It does not take a pollster or professional pundit to see that the writing may be on the walls for the Republican majority in the House. If your plans to shape the agenda on Capitol Hill and get results have focused on Republican lawmakers and stakeholders, odds are they will be horribly out of date in six months.

This isn’t something new. Every two years the United States swears in a new Congress, and like clockwork, every two years organizations scramble from the day after Election Day through the first hundred days to make their mark and get their issues on the Congressional agenda.

It’s an approach that’s tried, but isn’t necessarily true or effective.

In the possible event of a Democratic Party takeover of the House or Senate, the parties and acceptance speeches of Election Night will quickly turn into the sobering realization the next day that there is work to be done.

For organizations or groups looking to have their issues prioritized by the new Congress, there are three audiences you must keep in mind: leadership, the establishment and freshmen members.

The Leadership

The makeup of the Democratic leadership in the House is a big question coming into the 116th Congress. Leader Pelosi remains one of the Democrat’s best fundraisers and biggest political liabilities. The closer we get to Election Day, and the more the odds improve that the Democrats will take back the House, the more you can expect to see talk of alternatives rising up to challenge Pelosi’s claim to the Speakership. Potential leadership will have their own agenda, but they will have to balance that with a host of freshmen who they’ll need to appease in order to garner enough votes to get anything through.

The Establishment

Republicans picked up 63 seats during the 2010 wave election. From the 111th Congress to the 115th – from 2009 until 2018 – Democrats have gone from having 256 seats in the House to 193. That swing means that a lot of the old guard have either been voted out or retired, and the Democratic members who have survived several bad electoral cycles for the party, have found themselves in positions of seniority. If the Democrats win the House, these one-time ‘back benchers’ will be jockeying for chairmanships and other leadership roles.

These members are generally easy to spot. Who is raising money for the party and other candidates? Who is on CNN or MSNBC? Who is traveling outside their district to campaign for Democratic challengers looking to win the majority? These are the members to keep an eye on. They are ambitious and have an agenda. Finding those members who share your priorities and getting on their radar early will help to make your causes part of their agenda for growth within the caucus.

The Freshmen 

To those lucky enough to be elected as a Member of Congress, your freshmen experience can be very similar to your freshmen year of college; there’s an orientation, a scramble to make new friends and you spend most of your time making sure you have enough money not to get kicked out.

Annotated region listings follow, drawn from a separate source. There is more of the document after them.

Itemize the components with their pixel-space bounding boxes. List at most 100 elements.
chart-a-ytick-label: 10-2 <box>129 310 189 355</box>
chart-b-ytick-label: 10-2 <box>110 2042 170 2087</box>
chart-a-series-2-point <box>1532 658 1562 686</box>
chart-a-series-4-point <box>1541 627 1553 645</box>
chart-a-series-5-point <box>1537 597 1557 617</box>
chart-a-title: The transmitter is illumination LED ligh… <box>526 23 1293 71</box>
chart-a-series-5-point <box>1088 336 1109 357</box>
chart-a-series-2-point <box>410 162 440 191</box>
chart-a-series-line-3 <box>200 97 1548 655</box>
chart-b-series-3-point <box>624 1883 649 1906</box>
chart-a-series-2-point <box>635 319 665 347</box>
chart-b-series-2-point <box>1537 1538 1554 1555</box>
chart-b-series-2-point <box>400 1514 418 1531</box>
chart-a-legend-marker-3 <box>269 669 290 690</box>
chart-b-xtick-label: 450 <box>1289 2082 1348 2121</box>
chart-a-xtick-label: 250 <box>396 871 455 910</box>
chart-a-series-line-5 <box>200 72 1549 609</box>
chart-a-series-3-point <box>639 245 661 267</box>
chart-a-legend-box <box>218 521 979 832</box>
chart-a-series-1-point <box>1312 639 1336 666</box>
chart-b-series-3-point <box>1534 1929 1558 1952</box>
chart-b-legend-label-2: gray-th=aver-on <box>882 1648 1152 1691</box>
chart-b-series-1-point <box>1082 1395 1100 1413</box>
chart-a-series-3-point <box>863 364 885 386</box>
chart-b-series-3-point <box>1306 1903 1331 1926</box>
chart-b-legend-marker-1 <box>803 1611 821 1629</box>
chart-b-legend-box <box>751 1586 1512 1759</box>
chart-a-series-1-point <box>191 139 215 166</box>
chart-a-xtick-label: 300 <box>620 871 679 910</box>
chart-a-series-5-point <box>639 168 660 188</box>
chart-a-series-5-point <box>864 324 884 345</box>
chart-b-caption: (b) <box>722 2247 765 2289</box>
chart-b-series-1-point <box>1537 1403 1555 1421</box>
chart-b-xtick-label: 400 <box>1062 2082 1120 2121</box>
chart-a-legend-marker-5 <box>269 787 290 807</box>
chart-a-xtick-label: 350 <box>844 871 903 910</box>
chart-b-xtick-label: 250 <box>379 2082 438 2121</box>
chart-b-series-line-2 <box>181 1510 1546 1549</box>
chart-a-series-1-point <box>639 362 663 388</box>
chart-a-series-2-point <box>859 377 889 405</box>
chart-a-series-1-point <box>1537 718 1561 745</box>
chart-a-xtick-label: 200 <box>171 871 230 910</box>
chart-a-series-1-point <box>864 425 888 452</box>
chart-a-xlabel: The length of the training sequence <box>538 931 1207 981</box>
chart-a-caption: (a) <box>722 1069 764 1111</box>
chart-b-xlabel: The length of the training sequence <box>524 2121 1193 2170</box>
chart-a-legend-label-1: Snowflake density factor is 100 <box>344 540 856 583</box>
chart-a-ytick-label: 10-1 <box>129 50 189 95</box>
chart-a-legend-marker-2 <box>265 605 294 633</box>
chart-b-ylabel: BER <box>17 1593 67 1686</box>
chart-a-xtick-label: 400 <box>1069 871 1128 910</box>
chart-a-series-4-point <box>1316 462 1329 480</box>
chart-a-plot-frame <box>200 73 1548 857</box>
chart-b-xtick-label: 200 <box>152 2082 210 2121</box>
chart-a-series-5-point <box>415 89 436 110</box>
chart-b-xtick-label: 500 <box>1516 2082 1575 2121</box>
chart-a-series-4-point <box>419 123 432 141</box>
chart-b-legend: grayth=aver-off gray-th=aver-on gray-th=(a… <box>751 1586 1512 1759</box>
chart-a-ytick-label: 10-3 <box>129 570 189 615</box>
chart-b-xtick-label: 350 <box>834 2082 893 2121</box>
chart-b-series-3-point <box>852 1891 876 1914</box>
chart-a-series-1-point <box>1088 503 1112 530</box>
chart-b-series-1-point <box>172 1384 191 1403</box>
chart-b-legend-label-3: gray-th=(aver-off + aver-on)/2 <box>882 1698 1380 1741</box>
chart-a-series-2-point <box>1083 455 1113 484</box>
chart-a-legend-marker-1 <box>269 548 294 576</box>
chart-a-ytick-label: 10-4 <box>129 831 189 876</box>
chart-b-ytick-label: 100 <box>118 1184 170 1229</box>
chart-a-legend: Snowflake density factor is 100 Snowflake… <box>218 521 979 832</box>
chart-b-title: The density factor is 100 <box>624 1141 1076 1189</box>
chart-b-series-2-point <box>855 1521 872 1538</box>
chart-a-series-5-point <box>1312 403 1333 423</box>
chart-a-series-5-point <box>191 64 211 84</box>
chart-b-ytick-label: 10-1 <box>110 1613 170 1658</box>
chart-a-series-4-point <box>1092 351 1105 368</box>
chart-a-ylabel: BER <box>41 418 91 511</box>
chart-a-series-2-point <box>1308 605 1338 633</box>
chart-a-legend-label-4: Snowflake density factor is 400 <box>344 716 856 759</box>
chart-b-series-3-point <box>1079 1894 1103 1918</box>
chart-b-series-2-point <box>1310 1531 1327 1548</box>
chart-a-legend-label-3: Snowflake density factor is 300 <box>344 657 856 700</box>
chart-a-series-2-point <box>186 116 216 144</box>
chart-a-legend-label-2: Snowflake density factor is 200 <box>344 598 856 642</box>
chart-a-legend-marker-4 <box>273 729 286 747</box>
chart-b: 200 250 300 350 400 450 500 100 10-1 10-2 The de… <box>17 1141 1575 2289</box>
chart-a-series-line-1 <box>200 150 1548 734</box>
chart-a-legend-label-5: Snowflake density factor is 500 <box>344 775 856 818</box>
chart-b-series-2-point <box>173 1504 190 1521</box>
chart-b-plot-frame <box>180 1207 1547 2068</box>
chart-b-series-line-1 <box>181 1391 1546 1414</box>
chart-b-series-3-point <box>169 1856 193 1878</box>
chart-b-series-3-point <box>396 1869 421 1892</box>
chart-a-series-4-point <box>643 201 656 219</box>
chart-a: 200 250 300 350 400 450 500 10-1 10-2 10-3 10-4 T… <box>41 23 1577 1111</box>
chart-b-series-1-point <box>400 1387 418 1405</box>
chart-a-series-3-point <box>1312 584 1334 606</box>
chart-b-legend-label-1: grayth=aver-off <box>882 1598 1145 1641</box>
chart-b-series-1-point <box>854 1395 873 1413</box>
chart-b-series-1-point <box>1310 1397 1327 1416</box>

Many freshmen come in with a list of priorities of things they’d like to see done, but that is usually fairly narrow and limiting. Perhaps a new Member of Congress ran primarily on health care and has strong opinions on where she or he wants to focus on that issue. It does not mean however that they know where they fully stand on foreign aid, or infrastructure spending or any one of a litany of things a sitting Member of Congress needs to know and have a binary opinion on.

All three audiences need to be approached in different ways, and depending on your organizations goals and aspirations, you will need a plan for each of them; that plan should start now.

Here’s how you can prepare:

Know the Landscape 

Elections tend to be about something that stems from a choice between change and the same. In 2004, that choice focused on issues of national security. In 2006, that choice focused on issues of ethics. In 2008, that choice focused on issues of the future of our economy. In 2018, that choice has yet to be clearly defined. Because of this, the agenda for the next Congress is more of a blank slate than ever. A newly Democratic House may oppose President Trump, but that does not define a proactive legislative agenda. This gives organizations and advocacy groups a fantastic chance to pick up a paint brush and color the next Congress with their priorities.

Get In Early

While the political winds have clearly shifted in one direction, there is still a lot of open water to sail before groups reach the beginning of the next Congress. Primaries in major states have yet to be decided, and big, high profile general elections are still staffing and gearing up. If you want to get your issue on the agenda of the next Congress, now is the time to get your issue on the agenda of the possible next Member of Congress. Organize in districts that are likely to swing from one party to the other. Work with media outlets to get your issue asked in interviews or during candidate debates. Inform potential allies ahead of time and have candidates use your talking points at events. It’s easier to get on the agenda while they’re a candidate than a congressman-elect. Take advantage and get in now.

Think About the Next Election

The 2018 election will happen, new members will get elected and will immediately begin thinking about 2020. If the Democrats take back either or both chambers, you will see leadership and freshmen attempted a balanced focus on formulating an agenda that brings those voters back to the polls in 2020, and raising enough money to get the word out. The establishment will have largely the same priorities, but will also be focused on the 2020 presidential election, as some members aspire to move down Pennsylvania Avenue to the White House.

Only months after the new Congress starts, activists, organizations and organizers will make their way to Iowa and New Hampshire, where they will begin to shape the presidential debate.

If you are one of those activists, organizations and organizers, this means your window is tight. It means now, not later, is the time to prepare and take action to make your mark on the next Congress.